Palermo

Palermo is a hard city to categorize. Our first impressions of the city on a Sunday afternoon were very positive. If a million plus people live in Palermo, at least half of them were out doing the passiegetta, the long, slow stroll Italians everywhere do to see and be seen. Palermo closes one of its main streets, Via Marqueda,  to traffic for a kilometer or more. Just pedestrians, and a random bike or Vespa or two.  


Groups of teenagers, elderly couples, families with strollers.  Folks walking their dogs.  About every block or so a street musician, including a skinny blond singing Elvis’s greatest hits. Lively and crowded, it reminded me of a carnival or street fair.   

 
Monday morning showed a more subdued town and much more of the dust and grit Palermo is famed for. The old historic part of town is relatively small and imminently walkable. But Palermo is not a provincial Rome, despite the Roman, Norman, and Arab history. There doesn’t seem to be separate sections of town — either a “good” or tourist, or run down neighborhoods. All are mingled together. We wandered from one street corner to another, never knowing what we would find around the bend — derelict buildings, a street of cafes, or a magnificent palazzo or church, or kids playing.

 

We had heard Palermo described as the litter capital of Europe. And while we saw a few informal garbage dumps in the countryside, and some dried up fountains were used as garbage receptacles, the capital didn’t strike us as any more littered than any other densely packed city.  In fact, better than some we’d seen. More graffiti perhaps.   
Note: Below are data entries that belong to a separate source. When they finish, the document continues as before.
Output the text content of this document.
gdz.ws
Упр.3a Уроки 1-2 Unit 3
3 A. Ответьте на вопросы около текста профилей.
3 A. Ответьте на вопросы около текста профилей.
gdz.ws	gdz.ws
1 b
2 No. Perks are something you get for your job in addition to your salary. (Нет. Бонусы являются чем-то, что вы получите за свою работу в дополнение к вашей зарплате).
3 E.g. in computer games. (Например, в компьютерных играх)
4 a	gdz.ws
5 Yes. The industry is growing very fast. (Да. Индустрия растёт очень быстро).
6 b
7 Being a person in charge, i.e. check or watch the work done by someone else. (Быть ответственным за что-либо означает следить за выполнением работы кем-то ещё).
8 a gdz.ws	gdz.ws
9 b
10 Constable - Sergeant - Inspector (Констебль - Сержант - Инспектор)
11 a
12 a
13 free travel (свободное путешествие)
The piazza around the opera house seemed to be the center of the city and a hotbed of activity. Prince Albert of Monaco arrived one afternoon with an entourage and a long motorcade. The next day, protestors assembled, complete with Sicilian flags, banners and a sound system on a shopping cart. We took a lot of pictures. Speculated about the issue. Sicilian independence? Anti mafia? Political party march? 


Finally, we asked a young woman and she explained it was an environmental protest — objecting to the burning of garbage by the local provincial government. Okay. Would never have guessed that. There were almost more police than protesters. And plenty of police cars and paddy wagons for hauling away unruly enviros. Never saw anything to justify the concern. 

This city was heavily bombed during World War II. Signs marking how historic buildings were damaged & repaired only referred to the war by date, “heavily damaged by bombs in 1943….”.  As a result baroque era churches or seventeenth century buildings stand next to modern boxy apartment complexes.  We saw several signs posted in storefront windows, saying “No Mafia” plus there are a couple shops that only sell local goods & foods produced by folks who won’t pay protection money.


Of course, aside from what we’ve read, and most of that says the mafia has been marginalized, we’ve seen no indication of any criminal activity. Except as we snapped pictures in front of a grand local municipal building, an old guy walked past us and said very clearly to us,  “Palazzo di Mafia”.

The streets markets in Palermo are pure Sicilian. Hawkers shouting they offer the best fish in Sicily or the freshest produce in Palermo.  Swordfish, squid, lobster, eels, beef sides, pigs’ heads, every kind of sausage and cheese, tomatoes, summer squash and green cauliflower, olives, spices, and much more.  The air smelled of the fish, but also curry, citrus and spices.


Messy, crowded and loud. But filled with more locals than tourists, the markets clearly are part of life here in Palermo and the other bigger cities of Sicily.  Of course, there are grocery stores, mini-marts, too.  But in small towns like Trapani, we saw residents buying their produce & fresh fish off trucks stationed around the city.  Or the fish was sold out of a wooden box on the back of a bike as we saw in Cefalu.  


Outside the historic district, Palermo may be a very different place, just as the suburbs differ from the hearts of Rome and Paris.  Old Palermo is a mixed bag, but definitely worth a visit.